En 1980 cependant les choses se précisent : Tramont est sur un script original pour Hollywood avec Gene Hackman (merci Sue) et Lisa Eichhorn qui a beaucoup impressionné dans "Yanks" avec Richard Gere. Il s'agit d'une petite production mais Tramont y croit.























Incapable de supporter Gene Hackman pendant la préparation, Lisa Eichhorn va se retirer du projet et être remplacée par... Barbra Streisand ce qui va conférer au film un tout autre cachet, sans mauvais jeu de mot. Le budget du film va pourtant tripler en raison du salaire faramineux que Streisand (et donc Sue) exige et en 1981 sort donc "All night long" alias "La vie en mauve" alias le début de la fin.

Les critiques de l'époque vont être partagées, Barbra se retrouvant nommée par le Razzie de la pire actrice et en même temps encensée par certains pour son rôle très Marilyn et pas uniquement en raison de sa perruque. Quoi qu'il en soit le film sera un échec, Tramont ne fera plus jamais de long métrage et Barbra quittera Sue.























Ainsi donc Streisand aurait renvoyé son agent parce que le film de l'époux de celle-ci était un échec ? La chose est totalement improbable puisque la séparation eut lieu avant la sortie de "La vie en mauve", transformant la promotion en cauchemar, Sue et Jean-Claude n'adressant plus la parole à Barbra. Il est d'ailleurs assez amusant de voir le document Ina filmé au festival du film américain de Deauville et l'interview de Tramont par France Roche au cours de laquelle le réalisateur ne parle que de Gene Hackman.
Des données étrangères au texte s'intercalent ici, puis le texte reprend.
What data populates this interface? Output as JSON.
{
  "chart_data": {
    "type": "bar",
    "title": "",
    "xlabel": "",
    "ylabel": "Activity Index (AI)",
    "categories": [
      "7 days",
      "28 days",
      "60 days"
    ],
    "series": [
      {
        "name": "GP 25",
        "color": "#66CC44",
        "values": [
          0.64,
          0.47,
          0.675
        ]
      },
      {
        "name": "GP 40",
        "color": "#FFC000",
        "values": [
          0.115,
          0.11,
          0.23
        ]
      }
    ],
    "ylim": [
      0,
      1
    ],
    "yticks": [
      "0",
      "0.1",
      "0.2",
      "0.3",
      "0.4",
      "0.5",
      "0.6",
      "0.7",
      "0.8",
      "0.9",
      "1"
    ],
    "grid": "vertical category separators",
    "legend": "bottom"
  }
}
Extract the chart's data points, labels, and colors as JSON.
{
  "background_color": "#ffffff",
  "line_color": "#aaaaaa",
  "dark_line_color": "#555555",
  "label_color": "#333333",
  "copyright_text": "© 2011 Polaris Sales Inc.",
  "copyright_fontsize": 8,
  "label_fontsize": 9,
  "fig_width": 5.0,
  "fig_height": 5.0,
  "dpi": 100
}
Sue Mengers comprendra quelques années plus tard, après s'être réconciliée avec Barbra, que le problème venait de Jon Peters, qui n'avait pas du tout été sollicité pour "All night long" et voyait d'un très mauvais oeil Barbra participer à un film sans lui. Le message qu'envoyait le film de Tramont était qu'on pouvait enfin avoir Barbra sans Peters, considéré par beaucoup à Hollywood comme une sangsue. Peters mit donc les choses au clair avec sa compagne : elle devait choisir entre son agent et lui. Elle choisit Peters mais pas pour très longtemps.


































Jusqu'à sa mort en 2011, Sue Mengers rendra en fait "Yentl", que Streisand finira par réaliser en 1983, comme l'unique responsable de sa rupture avec Barbra. Sue n'y croyait pas, Barbra y voyait le projet d'une vie. Mais comme le précisera l'agent : "Il n'était pas question au départ d'en faire une comédie musicale. Elle m'aurait dit qu'elle allait y chanter, j'aurais produit le film moi-même".

Le départ de Barbra sonnera en tout cas le début d'une hémorragie de clients qui finira par tuer Sue Mengers, qui, ne comprenant plus le Hollywood moderne, prit sa retraite en 1986, retravailla vaguement entre 1988 et 1990 pour cesser finalement toute activité. Elle conservera cependant la tradition de ses dîners où elle accueillera jusqu'en 2010 et toujours par groupe de 10, les personnalités les plus chics et puissantes du cinéma, dans sa ravissante maison de Beverly Hills.

















Voilà pourquoi on pleura beaucoup à l'annonce de sa disparition, attristé par l'idée qu'une certaine époque venait de s'éteindre. Y compris Barbra ? Vraisemblablement, après tout Miss Streisand a des canaux lacrymaux comme tout le monde, il n'y a que les cordes vocales qui n'appartiennent qu'à elle.